Winter is full of fun activities like snowboarding, skiing, and sledding. However, not taking the proper safety precautions may lead to accidents and injuries. In fact, the Defense and Veterans Brain Injury Center reports that nearly 4 million Americans face sport or other recreational brain injuries every year. If you have experienced headaches, difficulty concentrating, sensitivity to noise, or difficulty remembering things, you may have experienced a traumatic brain injury (TBI). Traumatic brain injuries can occur after a direct bump, blow, or jolt to the head; a rapid deceleration or acceleration of your head from whiplash; or a penetrating head injury.

Prevention

Traumatic brain injuries cannot always be prevented, but there are several steps you can take to help lower the chance you or someone else will experience a severe TBI:

  • Always wear a helmet when snowboarding, skiing, sledding, or snow tubing, as well as playing a contact sport such as ice hockey. However, remember helmets do not decrease the risk of concussion. Helmets help prevent other head injuries, such as skull fracture and cuts, while minimizing the impact.
  • Make sure the helmet is worn correctly, fits well, and is in good condition. Take steps to prevent falls.
  • Know your limits. If you do not feel comfortable on a harder slope or are new to the activity, take the safer route until you are more comfortable. Assess each route before attempting.
  • Supervise children during activities in which TBI is possible, such as skiing, snowboarding, tubing, etc.

Symptoms

Traumatic brain injuries can range from mild concussions to severe, life-threatening injuries. If you suspect you or someone else may have a concussion or TBI, it is important to cease physical activity. During the minutes to hours following a head injury, the injured person should be observed closely. In concussion and milder injuries, the symptoms usually lessen over several minutes to hours. If the injured person’s symptoms worsen or their level of consciousness decreases, he or she should be taken immediately to the emergency room. Consider calling 911 if you are more than a few minutes from the hospital.

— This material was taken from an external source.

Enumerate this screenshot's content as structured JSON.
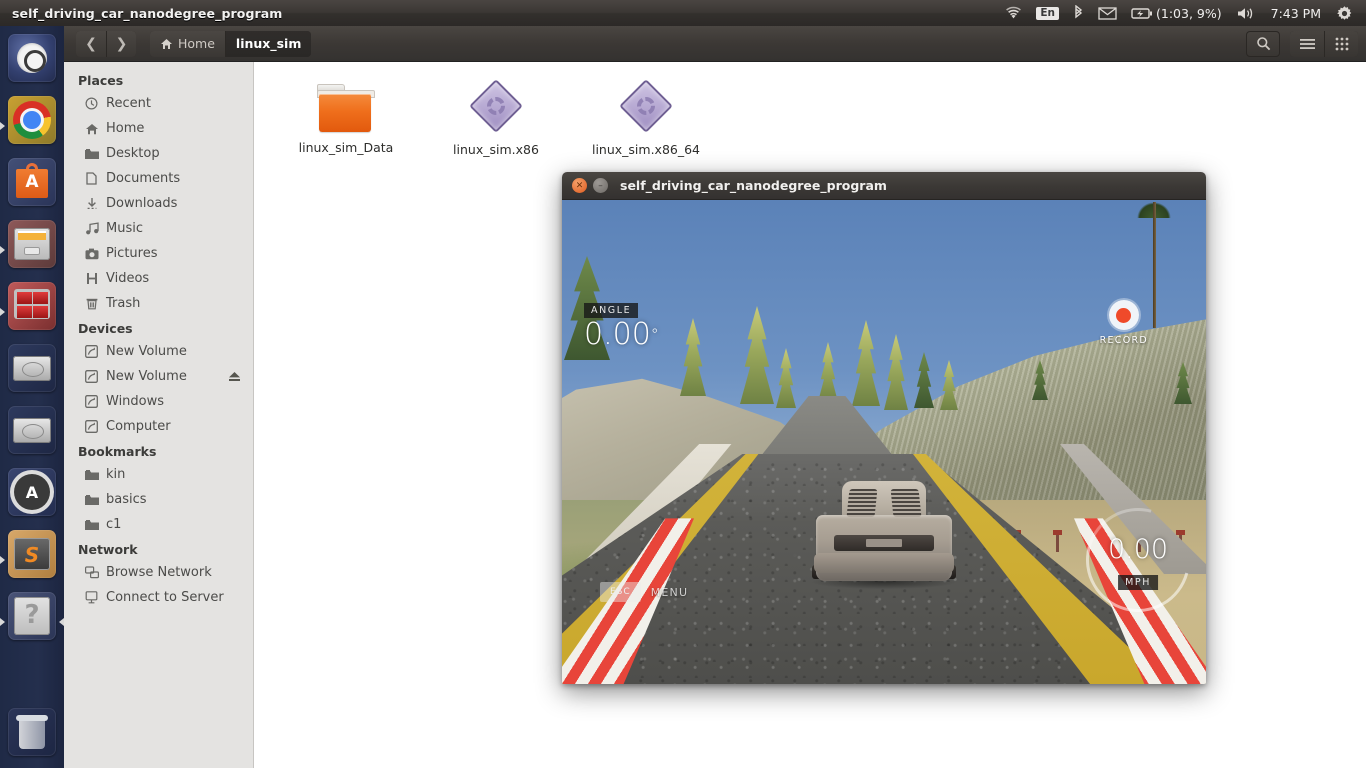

It is crucial to recognize the signs and symptoms of a concussion as early as possible. Symptoms include:
  • Headache
  • Fuzzy or blurred vision
  • Dizziness
  • Nausea or vomiting after injury
  • Balance problems
  • Sensitivity to noise or light
  • Difficulty concentrating
  • Difficulty remembering new information
  • Feeling slowed down

Some of these symptoms may occur at the time of the injury, while others may not be noticed until the person returns to their everyday life. It is a misconception that you must experience a “blackout” to have a concussion; in fact, loss of consciousness occurs in only 10% of concussions.

Treatment and Recovery

When it comes to recovery from a traumatic brain injury, physical and cognitive rest is key. Ignoring your symptoms and trying to “tough it out” often makes symptoms worse. A good adage to follow is “when in doubt, sit it out.”

Cognitive rest may include a temporary leave from work or school; shortening work or school days; and minimizing activities that require concentration and attention, such as playing video games or using a computer. Physical rest requires that people refrain from any physical exertion until they have been asymptomatic at rest without taking medications for at least 24 hours.

You should slowly and gradually return to your daily activities only after you receive clearance from your health care provider once your symptoms are significantly reduced. For student athletes, the transition back to full play should take a minimum of five days; however, ten days is more typical. If your symptoms come back or you experience new symptoms as you become more active, this is a sign you are pushing yourself too hard. If you do not think you are getting better, or think you are getting worse, tell your physician.